In Brief

In Brief Argentine president Alberto Fernández
Religious schools must accept ‘gender identity’, LGBT activists tell Biden

A leading LGBT activist group is calling for the Biden administration to create accreditation regulations of religious schools that would enforce acceptance of so-called transgender rights.

The pro-LGBT Human Rights Campaign (HRC) issued its list of policy priorities for the incoming Biden administration, The Daily Signal reported on December 14.

Among its priorities, the group’s Blueprint for Positive Change 2020 calls for the Education Department to update its regulations on school accreditation— including requiring religious schools to accommodate students based on their sexual orientation or gender identity.

 

Record low births the future for Italy

Italy’s national statistics institute is predicting that the country will see a significant decline in births in the years immediately following the coronavirus pandemic.

In a July report, Istat said that the climate of uncertainty and fear caused by the coronavirus may result in 10,000 fewer births in Italy in 2020 and 2021. It also predicted that if unemployment rises as expected, the birth rate could drop even further.

In 2019, births in Italy already hit a historic low since Italian unification in 1861. Across Europe, countries are facing what has been dubbed a “demographic winter.”

That year, Italy’s birth rate was 1.29 children per woman – just ahead of Malta and Spain’s rates of 1.23 and 1.26 respectively for the lowest rate in Europe.

 

Argentina lawmakers pass abortion bill amid pressure from activists

The lower house of Argentina’s legislature has passed a bill that would legalise abortion-on-demand up to 14 weeks in pregnancy, drawing dismay from pro-life groups and Catholics in the country.

The bill would permit abortions up to 14 weeks of gestation for any reason.

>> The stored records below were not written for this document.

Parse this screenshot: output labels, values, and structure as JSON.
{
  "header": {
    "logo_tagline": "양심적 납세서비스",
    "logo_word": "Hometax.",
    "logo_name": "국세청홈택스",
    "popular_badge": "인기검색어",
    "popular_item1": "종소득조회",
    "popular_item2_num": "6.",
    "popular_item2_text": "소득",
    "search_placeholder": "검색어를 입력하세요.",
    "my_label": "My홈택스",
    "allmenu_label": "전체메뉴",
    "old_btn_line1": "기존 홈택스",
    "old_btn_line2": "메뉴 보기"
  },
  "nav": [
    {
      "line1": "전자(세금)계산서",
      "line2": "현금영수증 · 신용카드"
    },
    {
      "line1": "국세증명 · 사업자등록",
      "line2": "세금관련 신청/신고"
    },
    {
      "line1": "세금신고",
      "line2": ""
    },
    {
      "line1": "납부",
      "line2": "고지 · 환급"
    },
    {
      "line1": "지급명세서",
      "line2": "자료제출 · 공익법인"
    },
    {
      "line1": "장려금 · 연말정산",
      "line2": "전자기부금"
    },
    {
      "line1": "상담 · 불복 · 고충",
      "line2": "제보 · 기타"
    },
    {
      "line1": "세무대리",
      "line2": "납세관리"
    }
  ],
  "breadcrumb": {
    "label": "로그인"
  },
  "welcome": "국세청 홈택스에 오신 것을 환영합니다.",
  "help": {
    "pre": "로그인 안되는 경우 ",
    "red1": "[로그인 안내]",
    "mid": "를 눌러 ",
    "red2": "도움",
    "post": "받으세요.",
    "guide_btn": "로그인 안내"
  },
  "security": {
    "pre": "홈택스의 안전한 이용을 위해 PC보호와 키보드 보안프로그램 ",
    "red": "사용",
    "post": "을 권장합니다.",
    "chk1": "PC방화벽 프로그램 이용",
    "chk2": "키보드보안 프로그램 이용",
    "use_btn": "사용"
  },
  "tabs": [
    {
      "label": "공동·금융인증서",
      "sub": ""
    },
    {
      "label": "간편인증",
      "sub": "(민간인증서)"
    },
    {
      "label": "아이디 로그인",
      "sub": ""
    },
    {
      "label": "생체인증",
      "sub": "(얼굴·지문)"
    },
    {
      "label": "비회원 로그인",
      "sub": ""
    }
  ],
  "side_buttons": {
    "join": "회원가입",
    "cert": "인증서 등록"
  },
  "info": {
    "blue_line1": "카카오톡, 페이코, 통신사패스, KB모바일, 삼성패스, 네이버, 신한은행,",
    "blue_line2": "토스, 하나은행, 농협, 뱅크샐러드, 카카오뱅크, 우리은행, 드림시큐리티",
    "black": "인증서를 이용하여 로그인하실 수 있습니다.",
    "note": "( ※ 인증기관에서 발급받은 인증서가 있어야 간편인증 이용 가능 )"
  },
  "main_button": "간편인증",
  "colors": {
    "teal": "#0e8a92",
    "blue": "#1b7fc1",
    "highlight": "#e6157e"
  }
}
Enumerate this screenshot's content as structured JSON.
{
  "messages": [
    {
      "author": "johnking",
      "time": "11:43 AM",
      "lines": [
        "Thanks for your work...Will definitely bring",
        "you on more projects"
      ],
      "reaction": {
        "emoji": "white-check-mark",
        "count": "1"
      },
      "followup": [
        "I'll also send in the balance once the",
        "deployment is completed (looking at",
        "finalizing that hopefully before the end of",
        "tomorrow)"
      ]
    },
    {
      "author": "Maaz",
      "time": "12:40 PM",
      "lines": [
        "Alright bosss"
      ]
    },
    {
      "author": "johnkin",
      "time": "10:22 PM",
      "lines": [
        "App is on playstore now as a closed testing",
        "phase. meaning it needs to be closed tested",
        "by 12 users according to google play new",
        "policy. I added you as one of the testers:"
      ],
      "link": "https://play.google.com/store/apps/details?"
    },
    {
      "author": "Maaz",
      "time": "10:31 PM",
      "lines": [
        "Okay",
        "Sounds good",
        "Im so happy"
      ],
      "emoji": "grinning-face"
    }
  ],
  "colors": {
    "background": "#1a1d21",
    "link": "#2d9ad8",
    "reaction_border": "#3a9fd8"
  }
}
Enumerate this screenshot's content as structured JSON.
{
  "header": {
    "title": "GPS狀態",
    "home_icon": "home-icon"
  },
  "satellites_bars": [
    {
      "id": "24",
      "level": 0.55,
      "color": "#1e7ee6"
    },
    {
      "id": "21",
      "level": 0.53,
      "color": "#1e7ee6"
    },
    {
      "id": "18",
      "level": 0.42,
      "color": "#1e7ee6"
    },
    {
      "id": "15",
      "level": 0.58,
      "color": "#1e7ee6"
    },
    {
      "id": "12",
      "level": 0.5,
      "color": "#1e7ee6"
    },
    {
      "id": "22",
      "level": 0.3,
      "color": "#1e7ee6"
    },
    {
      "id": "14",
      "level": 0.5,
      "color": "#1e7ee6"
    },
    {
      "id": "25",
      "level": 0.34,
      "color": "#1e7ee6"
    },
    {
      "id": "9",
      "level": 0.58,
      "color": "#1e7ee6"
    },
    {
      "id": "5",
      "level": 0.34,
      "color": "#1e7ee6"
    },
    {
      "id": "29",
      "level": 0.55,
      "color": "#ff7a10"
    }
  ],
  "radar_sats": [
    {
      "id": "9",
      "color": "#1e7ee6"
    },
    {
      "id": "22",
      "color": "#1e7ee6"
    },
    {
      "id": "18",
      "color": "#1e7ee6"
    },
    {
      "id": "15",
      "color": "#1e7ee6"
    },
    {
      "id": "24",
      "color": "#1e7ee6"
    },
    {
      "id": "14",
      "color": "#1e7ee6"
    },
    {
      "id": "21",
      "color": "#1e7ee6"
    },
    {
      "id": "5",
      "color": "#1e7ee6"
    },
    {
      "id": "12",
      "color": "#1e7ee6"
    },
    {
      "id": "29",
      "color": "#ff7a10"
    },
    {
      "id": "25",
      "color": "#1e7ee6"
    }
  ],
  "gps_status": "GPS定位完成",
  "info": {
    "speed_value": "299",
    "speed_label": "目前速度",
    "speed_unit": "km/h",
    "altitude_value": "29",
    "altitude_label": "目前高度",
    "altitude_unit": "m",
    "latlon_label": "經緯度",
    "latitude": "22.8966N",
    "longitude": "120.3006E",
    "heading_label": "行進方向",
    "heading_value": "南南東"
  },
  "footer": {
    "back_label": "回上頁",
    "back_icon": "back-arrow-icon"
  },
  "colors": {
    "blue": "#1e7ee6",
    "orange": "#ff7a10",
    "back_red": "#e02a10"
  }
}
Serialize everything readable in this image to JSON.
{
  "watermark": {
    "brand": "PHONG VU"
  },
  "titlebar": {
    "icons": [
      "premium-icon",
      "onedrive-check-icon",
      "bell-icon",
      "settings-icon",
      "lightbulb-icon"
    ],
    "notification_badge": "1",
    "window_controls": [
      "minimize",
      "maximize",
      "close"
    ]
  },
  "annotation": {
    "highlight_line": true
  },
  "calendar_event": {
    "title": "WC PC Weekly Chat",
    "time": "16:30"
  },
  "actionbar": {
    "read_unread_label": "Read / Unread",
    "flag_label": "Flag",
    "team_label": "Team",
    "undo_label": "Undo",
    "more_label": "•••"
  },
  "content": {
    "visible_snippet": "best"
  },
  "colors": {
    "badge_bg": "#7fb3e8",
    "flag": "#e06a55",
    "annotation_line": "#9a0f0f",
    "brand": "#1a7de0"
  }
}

The bill now proceeds to the upper house, the Senate, where it is expected to face greater opposition.

Fulfilling a presidential campaign promise, Argentine president Alberto Fernández introduced the bill to legalise abortion into the country’s legislature November 17. Mr Fernández took office a year ago and has made abortion legalisation a focal point of his tenure as president.

Following a 20-hour debate, the country’s lower house, the Chamber of Deputies, passed the measure 131-117, with six abstentions.

 

St John Paul II: 1,700 professors respond to ‘wave of accusations’ against Polish Pope

Hundreds of professors have signed an appeal defending St John Paul II following criticism of the Polish Pope in the wake of the McCarrick Report.

The “unprecedented” appeal was signed by 1,700 professors based at Polish universities and research institutes. The signatories include Hanna Suchocka, Poland’s first female prime minister, former foreign minister Adam Daniel Rotfeld, physicists Andrzej Staruszkiewicz and Krzysztof Meissner, and film director Krzysztof Zanussi.

“An impressive long list of John Paul II’s merits and accomplishments is being challenged and erased today,” the professors said in the appeal.

“For young people, who were born after his death, the deformed, false and belittled image of the Pope could become the only one they will know.”

The professors acknowledged the importance of carefully investigating the lives of significant historical figures. But they called for “balanced reflection and honest analysis,” rather than “emotional” or “ideologically motivated” criticism.